Non fatto abbastanza per problema bambini

 

“Si tratta di un problema grave e delicato e sono al corrente delle difficoltà incontrate nell’attuazione della legge n. 62 del 2001 che ha previsto gli istituti a custodia attenuata, per la quale non vi è forse stato un sufficiente investimento strutturale ed una visione integrata di assistenza e sostegno per i figli dei detenuti”.

Così il presidente della Repubblica Giorgio Napolitano risponde ad una missiva inviatagli da Luigi Manconi, presidente della Commissione per la tutela dei diritti umani del Senato nella quale il senatore Pd esprimeva il suo rammarico per l’impossibilità di svolgere nel carcere di Rebibbia un convegno sul tema della “detenzione” dei bambini nelle carceri italiane (mediamente tra i 45 e i 60 bambini tra 0 e 3 anni (e talvolta oltre) si trovano a vivere in una cella per l’impossibilità delle loro madri di ottenere gli arresti o la detenzione domiciliare).
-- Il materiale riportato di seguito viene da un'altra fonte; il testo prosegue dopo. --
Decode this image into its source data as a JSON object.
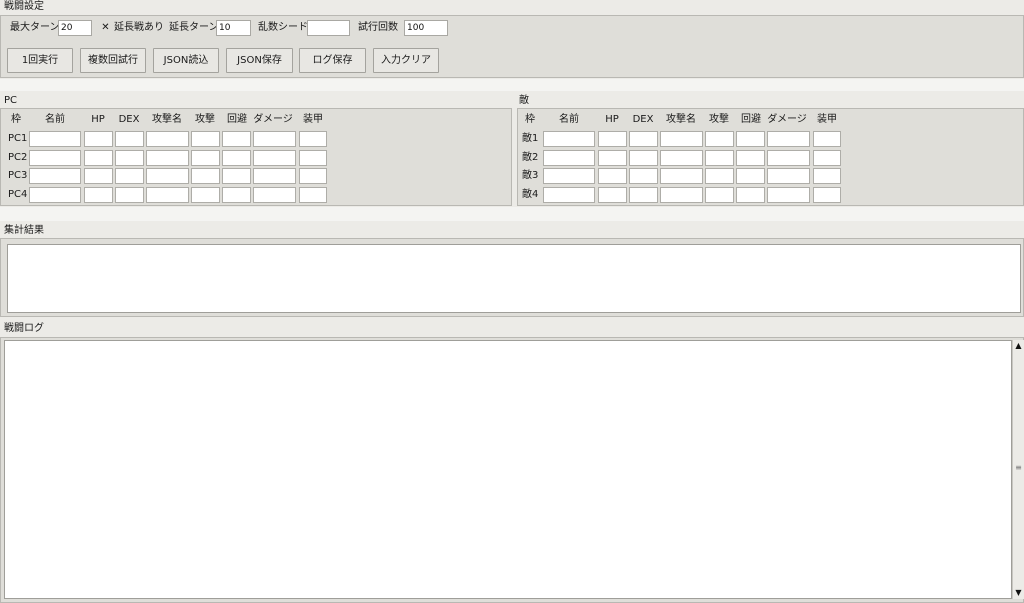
{
  "settings": {
    "group_title": "戦闘設定",
    "max_turns_label": "最大ターン",
    "max_turns_value": "20",
    "extension_checkbox_label": "延長戦あり",
    "extension_checked_mark": "✕",
    "extension_turns_label": "延長ターン",
    "extension_turns_value": "10",
    "random_seed_label": "乱数シード",
    "random_seed_value": "",
    "trial_count_label": "試行回数",
    "trial_count_value": "100"
  },
  "buttons": {
    "run_once": "1回実行",
    "run_multiple": "複数回試行",
    "load_json": "JSON読込",
    "save_json": "JSON保存",
    "save_log": "ログ保存",
    "clear_input": "入力クリア"
  },
  "columns": [
    "枠",
    "名前",
    "HP",
    "DEX",
    "攻撃名",
    "攻撃",
    "回避",
    "ダメージ",
    "装甲"
  ],
  "pc_panel": {
    "title": "PC",
    "rows": [
      "PC1",
      "PC2",
      "PC3",
      "PC4"
    ]
  },
  "enemy_panel": {
    "title": "敵",
    "rows": [
      "敵1",
      "敵2",
      "敵3",
      "敵4"
    ]
  },
  "summary": {
    "title": "集計結果",
    "text": ""
  },
  "battle_log": {
    "title": "戦闘ログ",
    "text": ""
  },
  "icons": {
    "scroll_up": "scroll-up-arrow-icon",
    "scroll_down": "scroll-down-arrow-icon",
    "scroll_grip": "scroll-grip-icon"
  }
}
“È mancato, come purtroppo spesso accade – scrive il capo dello Stato, un lungimirante impegno di tutte le Istituzioni per dare all’innovazione legislativa le caratteristiche concrete che l’avevano motivata. Le strutture destinate ad accogliere i bambini per non allontanarli dalle mamme detenute sono poche e mal attrezzate e non consentono sempre di raggiungere lo scopo di garantire una continuità del legame familiare offrendo, nel contempo, la possibilità di recuperare la dignità del detenuto anche attraverso il rapporto affettivo.
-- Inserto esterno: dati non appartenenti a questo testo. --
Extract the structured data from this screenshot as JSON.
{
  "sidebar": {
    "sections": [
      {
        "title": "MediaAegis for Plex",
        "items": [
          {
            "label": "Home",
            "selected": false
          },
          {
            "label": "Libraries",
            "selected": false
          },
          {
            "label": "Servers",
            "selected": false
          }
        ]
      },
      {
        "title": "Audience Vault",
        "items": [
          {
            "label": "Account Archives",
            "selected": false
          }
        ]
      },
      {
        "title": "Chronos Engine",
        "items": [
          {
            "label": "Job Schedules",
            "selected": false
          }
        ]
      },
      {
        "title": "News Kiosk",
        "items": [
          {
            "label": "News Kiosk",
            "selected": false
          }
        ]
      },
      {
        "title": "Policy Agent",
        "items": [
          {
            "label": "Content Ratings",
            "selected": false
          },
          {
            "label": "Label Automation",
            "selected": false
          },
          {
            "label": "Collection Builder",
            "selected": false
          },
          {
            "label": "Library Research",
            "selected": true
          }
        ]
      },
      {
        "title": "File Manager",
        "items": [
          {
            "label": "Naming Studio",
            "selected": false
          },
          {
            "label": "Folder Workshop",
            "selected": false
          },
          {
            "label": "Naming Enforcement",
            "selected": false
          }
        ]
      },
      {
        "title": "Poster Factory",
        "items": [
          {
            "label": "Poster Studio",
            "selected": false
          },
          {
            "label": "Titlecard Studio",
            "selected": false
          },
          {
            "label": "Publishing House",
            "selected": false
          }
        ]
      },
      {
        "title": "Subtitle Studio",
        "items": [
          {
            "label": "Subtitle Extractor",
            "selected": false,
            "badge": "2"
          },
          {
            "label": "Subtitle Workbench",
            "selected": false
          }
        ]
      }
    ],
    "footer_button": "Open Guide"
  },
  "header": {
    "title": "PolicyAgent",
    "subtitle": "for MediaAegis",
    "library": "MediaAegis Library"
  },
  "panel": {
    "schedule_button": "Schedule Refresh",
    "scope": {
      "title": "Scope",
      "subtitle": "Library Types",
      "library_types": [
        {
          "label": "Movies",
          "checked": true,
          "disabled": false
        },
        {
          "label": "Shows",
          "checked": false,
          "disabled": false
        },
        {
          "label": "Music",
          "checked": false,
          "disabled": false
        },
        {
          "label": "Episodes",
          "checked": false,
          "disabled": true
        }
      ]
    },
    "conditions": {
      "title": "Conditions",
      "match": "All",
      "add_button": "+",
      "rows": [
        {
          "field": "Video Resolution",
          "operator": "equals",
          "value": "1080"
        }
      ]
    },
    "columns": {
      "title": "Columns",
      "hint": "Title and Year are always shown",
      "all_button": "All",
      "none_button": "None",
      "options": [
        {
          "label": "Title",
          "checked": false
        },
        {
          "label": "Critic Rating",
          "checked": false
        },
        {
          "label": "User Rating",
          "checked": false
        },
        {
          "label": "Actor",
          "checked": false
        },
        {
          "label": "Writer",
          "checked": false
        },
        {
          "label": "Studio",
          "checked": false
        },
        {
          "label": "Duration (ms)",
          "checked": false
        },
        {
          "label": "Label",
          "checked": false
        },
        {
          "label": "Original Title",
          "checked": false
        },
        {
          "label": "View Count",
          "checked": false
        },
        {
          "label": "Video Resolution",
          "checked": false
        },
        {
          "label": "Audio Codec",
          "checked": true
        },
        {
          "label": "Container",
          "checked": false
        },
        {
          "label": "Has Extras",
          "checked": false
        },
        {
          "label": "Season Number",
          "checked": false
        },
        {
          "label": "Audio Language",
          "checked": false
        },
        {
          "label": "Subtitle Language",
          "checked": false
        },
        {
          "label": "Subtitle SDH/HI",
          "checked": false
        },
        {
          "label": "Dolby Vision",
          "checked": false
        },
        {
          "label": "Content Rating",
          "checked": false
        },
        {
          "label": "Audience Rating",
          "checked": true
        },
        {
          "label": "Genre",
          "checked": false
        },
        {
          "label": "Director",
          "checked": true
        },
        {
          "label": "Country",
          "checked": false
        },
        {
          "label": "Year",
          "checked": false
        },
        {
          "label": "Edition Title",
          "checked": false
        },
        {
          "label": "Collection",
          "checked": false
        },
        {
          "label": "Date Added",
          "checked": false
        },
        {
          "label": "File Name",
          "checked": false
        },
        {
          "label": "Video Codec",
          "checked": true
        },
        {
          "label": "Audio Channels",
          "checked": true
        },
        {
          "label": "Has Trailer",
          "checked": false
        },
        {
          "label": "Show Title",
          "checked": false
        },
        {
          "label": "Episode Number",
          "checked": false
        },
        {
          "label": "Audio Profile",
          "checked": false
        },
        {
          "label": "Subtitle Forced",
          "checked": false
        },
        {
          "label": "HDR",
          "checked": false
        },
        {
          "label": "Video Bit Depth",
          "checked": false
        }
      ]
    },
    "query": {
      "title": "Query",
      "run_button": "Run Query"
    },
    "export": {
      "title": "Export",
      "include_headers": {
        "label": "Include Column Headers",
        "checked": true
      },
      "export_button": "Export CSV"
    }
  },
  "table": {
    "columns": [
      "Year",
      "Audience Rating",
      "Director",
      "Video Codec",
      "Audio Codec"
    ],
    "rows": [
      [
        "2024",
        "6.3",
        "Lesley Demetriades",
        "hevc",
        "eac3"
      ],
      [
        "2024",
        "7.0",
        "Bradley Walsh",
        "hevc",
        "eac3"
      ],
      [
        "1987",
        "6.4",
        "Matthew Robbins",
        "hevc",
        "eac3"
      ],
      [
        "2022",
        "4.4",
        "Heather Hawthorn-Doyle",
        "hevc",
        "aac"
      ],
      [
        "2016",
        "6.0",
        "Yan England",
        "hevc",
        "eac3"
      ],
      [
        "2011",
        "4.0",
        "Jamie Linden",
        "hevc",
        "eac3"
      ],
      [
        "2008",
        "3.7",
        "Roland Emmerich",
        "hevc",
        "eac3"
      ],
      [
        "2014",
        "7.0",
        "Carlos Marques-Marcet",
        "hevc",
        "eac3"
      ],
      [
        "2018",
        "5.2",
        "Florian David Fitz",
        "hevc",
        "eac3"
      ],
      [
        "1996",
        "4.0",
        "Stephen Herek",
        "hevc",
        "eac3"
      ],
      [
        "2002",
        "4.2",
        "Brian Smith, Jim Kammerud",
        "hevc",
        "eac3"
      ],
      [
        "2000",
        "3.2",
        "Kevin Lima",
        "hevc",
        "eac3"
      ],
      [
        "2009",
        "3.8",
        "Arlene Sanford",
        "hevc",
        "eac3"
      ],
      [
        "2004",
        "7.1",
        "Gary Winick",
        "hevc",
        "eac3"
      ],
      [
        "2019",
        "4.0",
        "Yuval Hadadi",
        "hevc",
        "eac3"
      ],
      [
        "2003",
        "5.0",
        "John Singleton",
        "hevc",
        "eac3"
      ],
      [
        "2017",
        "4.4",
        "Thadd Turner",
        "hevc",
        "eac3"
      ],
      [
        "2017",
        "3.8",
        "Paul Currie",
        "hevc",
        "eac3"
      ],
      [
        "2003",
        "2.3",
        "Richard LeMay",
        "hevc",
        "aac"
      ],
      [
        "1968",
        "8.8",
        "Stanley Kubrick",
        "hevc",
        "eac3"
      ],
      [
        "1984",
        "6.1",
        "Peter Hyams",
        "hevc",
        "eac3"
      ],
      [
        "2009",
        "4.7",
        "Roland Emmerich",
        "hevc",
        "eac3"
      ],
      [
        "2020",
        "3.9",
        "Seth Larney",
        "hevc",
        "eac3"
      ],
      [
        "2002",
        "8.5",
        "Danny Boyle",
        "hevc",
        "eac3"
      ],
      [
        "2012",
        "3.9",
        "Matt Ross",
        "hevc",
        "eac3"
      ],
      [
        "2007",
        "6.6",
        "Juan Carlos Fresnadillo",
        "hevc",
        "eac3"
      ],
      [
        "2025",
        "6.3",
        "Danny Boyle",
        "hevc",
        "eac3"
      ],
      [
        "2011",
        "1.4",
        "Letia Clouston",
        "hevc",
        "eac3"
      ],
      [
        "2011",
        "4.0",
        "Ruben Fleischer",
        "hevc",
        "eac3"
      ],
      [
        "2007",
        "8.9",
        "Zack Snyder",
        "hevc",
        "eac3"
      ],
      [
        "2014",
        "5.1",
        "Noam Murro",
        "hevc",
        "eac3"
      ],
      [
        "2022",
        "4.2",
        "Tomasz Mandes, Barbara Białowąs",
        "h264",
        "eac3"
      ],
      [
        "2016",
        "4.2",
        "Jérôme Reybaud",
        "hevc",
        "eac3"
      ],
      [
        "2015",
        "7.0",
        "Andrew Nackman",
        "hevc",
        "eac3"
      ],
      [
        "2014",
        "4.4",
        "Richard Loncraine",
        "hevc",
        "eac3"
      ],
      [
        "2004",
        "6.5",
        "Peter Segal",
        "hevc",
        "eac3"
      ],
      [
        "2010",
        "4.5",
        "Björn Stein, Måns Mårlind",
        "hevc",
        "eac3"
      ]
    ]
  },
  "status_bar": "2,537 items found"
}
Eppure, anche salvaguardando la continuità del rapporto familiare si favorisce il riequilibrio dell’individuo durante la detenzione. È un obiettivo che, se ben attuato, consentirebbe di aumentare le opportunità di recupero, sia per la crescita equilibrata dei bambini che per il reinserimento sociale della persona adulta ristretta in carcere”. Ricorda quindi il suo messaggio inviato alle Camere l’8 ottobre 2013 in seguito al quale “sono stati adottati provvedimenti che hanno contribuito a far diminuire sensibilmente il numero dei detenuti”, “molto rimane da fare, ma si è comunque avuto il segno di una maggiore attenzione verso il problema della condizione carceraria che deve convincere a perseverare ed a migliorare affinando gli obiettivi”.